Account Takeover 2012 and Beyond
Over the past few weeks, we have been at a variety of conferences and events and the one common trend we are hearing about is the increasing threat and losses associated with account takeover. By itself, this is not necessarily surprising as we know that fraud ebbs and flows. According to Javelin’s 2012 Identity Theft Survey Report, identity theft is up by 13%. More specifically, the Financial Services Information Sharing and Analysis Center recently reported that account takeover continues to grow at over 150% per year.
In addition to some of these reports of account takeover on the rise, we are also hearing more topical stories about some of the recent account takeover trends. One large banking institution reported that they are seeing the fraudsters migrating ‘back’ away from the online channels to more traditional channels such as the phone center to change addresses and other account access information.
We are also hearing that the account takeover patterns are becoming more complex. We are now seeing them change not only the address from the victim to the fraudster, but they are also changing the phone, email and other contact info. Once the fraudster has siphoned the funds from the account – they then change all contact information back to the victim’s correct information??
While we are hearing and seeing these recent trends, the more interesting question is to consider whether this is the normal ebb and flow of fraud or if there is something more systematic going on. Is it a trend and if so – what is the longevity of the trend? From everything that we have looked at we believe that we are entering a period where we will see a steady trend of substantial increases in account takeover that last for years to come.
As we sometimes say “when you shut one type of fraud down – it’s not like the fraudsters go out and get day jobs”. While we never completely know how many fraudsters are in our midst at any given time, we don’t see this total number decreasing any time soon. Nor do we see their “take-home pay” falling below the consumer price index.

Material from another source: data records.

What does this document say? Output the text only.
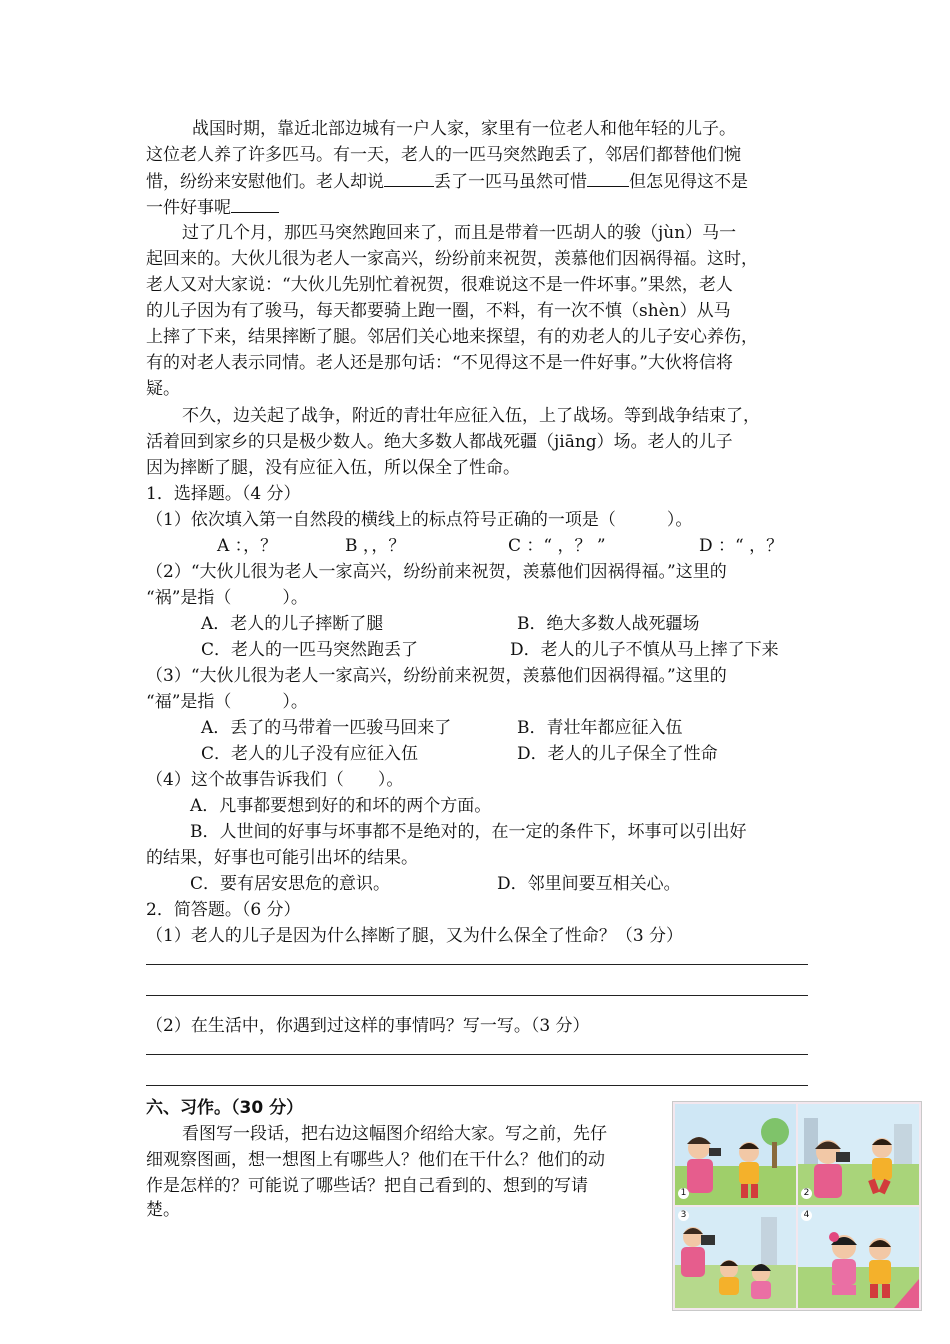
战国时期，靠近北部边城有一户人家，家里有一位老人和他年轻的儿子。
这位老人养了许多匹马。有一天，老人的一匹马突然跑丢了，邻居们都替他们惋
惜，纷纷来安慰他们。老人却说	丢了一匹马虽然可惜 但怎见得这不是
一件好事呢
过了几个月，那匹马突然跑回来了，而且是带着一匹胡人的骏（jùn）马一
起回来的。大伙儿很为老人一家高兴，纷纷前来祝贺，羡慕他们因祸得福。这时，
老人又对大家说：“大伙儿先别忙着祝贺，很难说这不是一件坏事。”果然，老人
的儿子因为有了骏马，每天都要骑上跑一圈，不料，有一次不慎（shèn）从马
上摔了下来，结果摔断了腿。邻居们关心地来探望，有的劝老人的儿子安心养伤，
有的对老人表示同情。老人还是那句话：“不见得这不是一件好事。”大伙将信将
疑。
不久，边关起了战争，附近的青壮年应征入伍，上了战场。等到战争结束了，
活着回到家乡的只是极少数人。绝大多数人都战死疆（jiāng）场。老人的儿子
因为摔断了腿，没有应征入伍，所以保全了性命。
1．选择题。（4 分）
（1）依次填入第一自然段的横线上的标点符号正确的一项是（　　　）。
A ：，？	B ，，？	C ：“ ，？ ”	D ：“ ，？
（2）“大伙儿很为老人一家高兴，纷纷前来祝贺，羡慕他们因祸得福。”这里的
“祸”是指（　　　）。
A．老人的儿子摔断了腿	B．绝大多数人战死疆场
C．老人的一匹马突然跑丢了	D．老人的儿子不慎从马上摔了下来
（3）“大伙儿很为老人一家高兴，纷纷前来祝贺，羡慕他们因祸得福。”这里的
“福”是指（　　　）。
A．丢了的马带着一匹骏马回来了	B．青壮年都应征入伍
C．老人的儿子没有应征入伍	D．老人的儿子保全了性命
（4）这个故事告诉我们（　　）。
A．凡事都要想到好的和坏的两个方面。
B．人世间的好事与坏事都不是绝对的，在一定的条件下，坏事可以引出好
的结果，好事也可能引出坏的结果。
C．要有居安思危的意识。	D．邻里间要互相关心。
2．简答题。（6 分）
（1）老人的儿子是因为什么摔断了腿，又为什么保全了性命？（3 分）
（2）在生活中，你遇到过这样的事情吗？写一写。（3 分）
六、习作。（30 分）
看图写一段话，把右边这幅图介绍给大家。写之前，先仔
细观察图画，想一想图上有哪些人？他们在干什么？他们的动
作是怎样的？可能说了哪些话？把自己看到的、想到的写请
楚。
1	2
3	4
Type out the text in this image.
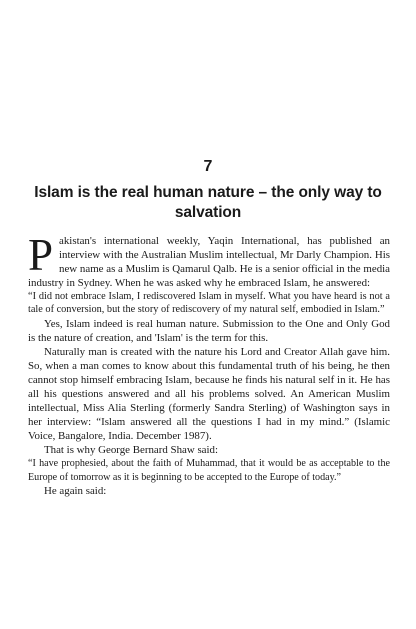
7
Islam is the real human nature – the only way to salvation

Pakistan's international weekly, Yaqin International, has published an interview with the Australian Muslim intellectual, Mr Darly Champion. His new name as a Muslim is Qamarul Qalb. He is a senior official in the media industry in Sydney. When he was asked why he embraced Islam, he answered:

“I did not embrace Islam, I rediscovered Islam in myself. What you have heard is not a tale of conversion, but the story of rediscovery of my natural self, embodied in Islam.”

Yes, Islam indeed is real human nature. Submission to the One and Only God is the nature of creation, and 'Islam' is the term for this.

Naturally man is created with the nature his Lord and Creator Allah gave him. So, when a man comes to know about this fundamental truth of his being, he then cannot stop himself embracing Islam, because he finds his natural self in it. He has all his questions answered and all his problems solved. An American Muslim intellectual, Miss Alia Sterling (formerly Sandra Sterling) of Washington says in her interview: “Islam answered all the questions I had in my mind.” (Islamic Voice, Bangalore, India. December 1987).

That is why George Bernard Shaw said:

“I have prophesied, about the faith of Muhammad, that it would be as acceptable to the Europe of tomorrow as it is beginning to be accepted to the Europe of today.”

He again said:
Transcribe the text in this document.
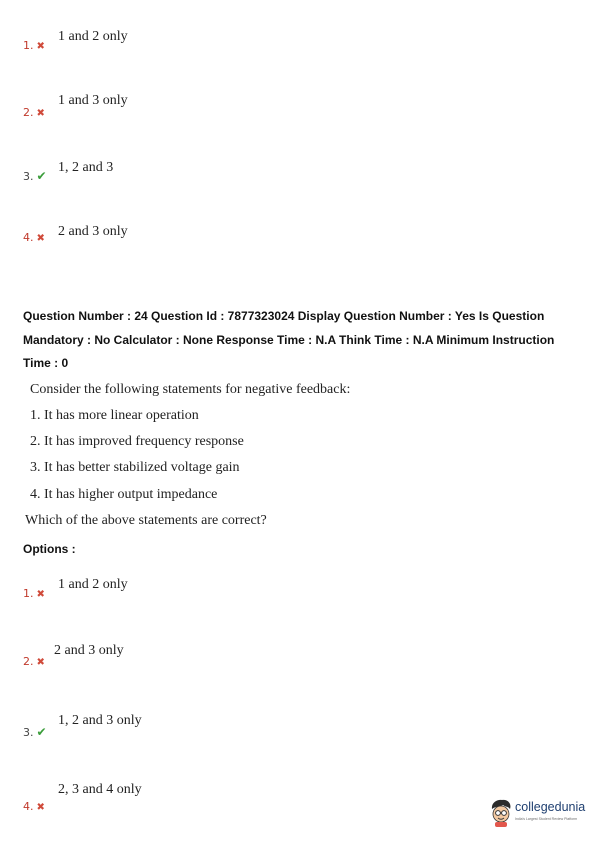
1. ✖
1 and 2 only
2. ✖
1 and 3 only
3. ✔
1, 2 and 3
4. ✖ 2 and 3 only
Question Number : 24 Question Id : 7877323024 Display Question Number : Yes Is Question Mandatory : No Calculator : None Response Time : N.A Think Time : N.A Minimum Instruction Time : 0
Consider the following statements for negative feedback:
1. It has more linear operation
2. It has improved frequency response
3. It has better stabilized voltage gain
4. It has higher output impedance
Which of the above statements are correct?
Options :
1. ✖
1 and 2 only
2. ✖
2 and 3 only
3. ✔
1, 2 and 3 only
4. ✖
2, 3 and 4 only
collegedunia
India's Largest Student Review Platform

One major factor we see contributing to this trend is bank consolidation. As banks (and banking accounts) become more consolidated, the average account balances are rising. We have already seen this in the U.K. where account takeover is historically a much higher percentage of overall fraud than in the U.S. In the U.K., the top 4 banking institutions account for 73% of all bank accounts in the country.
The typical Brit will tell you that they opened their accounts as teenagers and now have multiple accounts with the same institution. The more accounts associated with the same institution, the higher the “switch-cost”.
Historically, bank consolidation in the U.S. has not been nearly as top-heavy as in the U.K. But that is rapidly changing. In 1998, the top 4 banking institutions in the U.S. accounted for 15% of all bank account. As of 2009, that number had grown to over 37%. When accounts are consolidated, balances grow and account takeover fraud becomes more lucrative.
Access to Credit
With the economic downturn of 2008, access to credit dried up. While this has gotten better over the past couple of years, it is still down significantly resulting in substantially less new account activity. Because credit risk thresholds are much tighter – much of what used to show up as fraud is being stopped during the application process as credit decline.
As new account identity theft declines, the bubble will most certainly push back out on account takeover.
A decade ago, about the only way you could commit account takeover was to either change the address or change the phone number from that of the victim to that of the fraudster. By changing the address from the victim to the thief, the thief can the request new credit or debit cards to be sent to this new address where they can access the victim’s money. By changing the phone number, the thief then requests a large ACH transfer out of the victim’s account. When the bank calls the customer to confirm the request, they end up calling the thief.
While that is still happening and in some cases increasing, the rapid increase in other ways to access bank accounts has increased the exposure to account takeover. Online banking systems have been under attack over the last few years, leading to many developments such as two factor authentication and now out-of-band authentication. With the initial online banking fraud systems becoming a bit more stable, we now need to gear up for mobile banking and that access path.
The most interesting new account takeover problem we have heard over the past few weeks is to gain access through the SIM card on your phone. The thieves are obtaining phone information of the victim and then calling the victim’s mobile carrier to request a new SIM card. Because these cards are backed up at the carrier, the carrier then sends the card to the thief. Many times, these SIM cards will contain sensitive bank access information.
When we create more ways to access our banking account information the more ways we need to secure these additional paths. The ways in which we can access our banking accounts is greater and less “personal” than ever before which makes account takeover an even better target.
We hope we’re wrong, but I wouldn’t bet on it.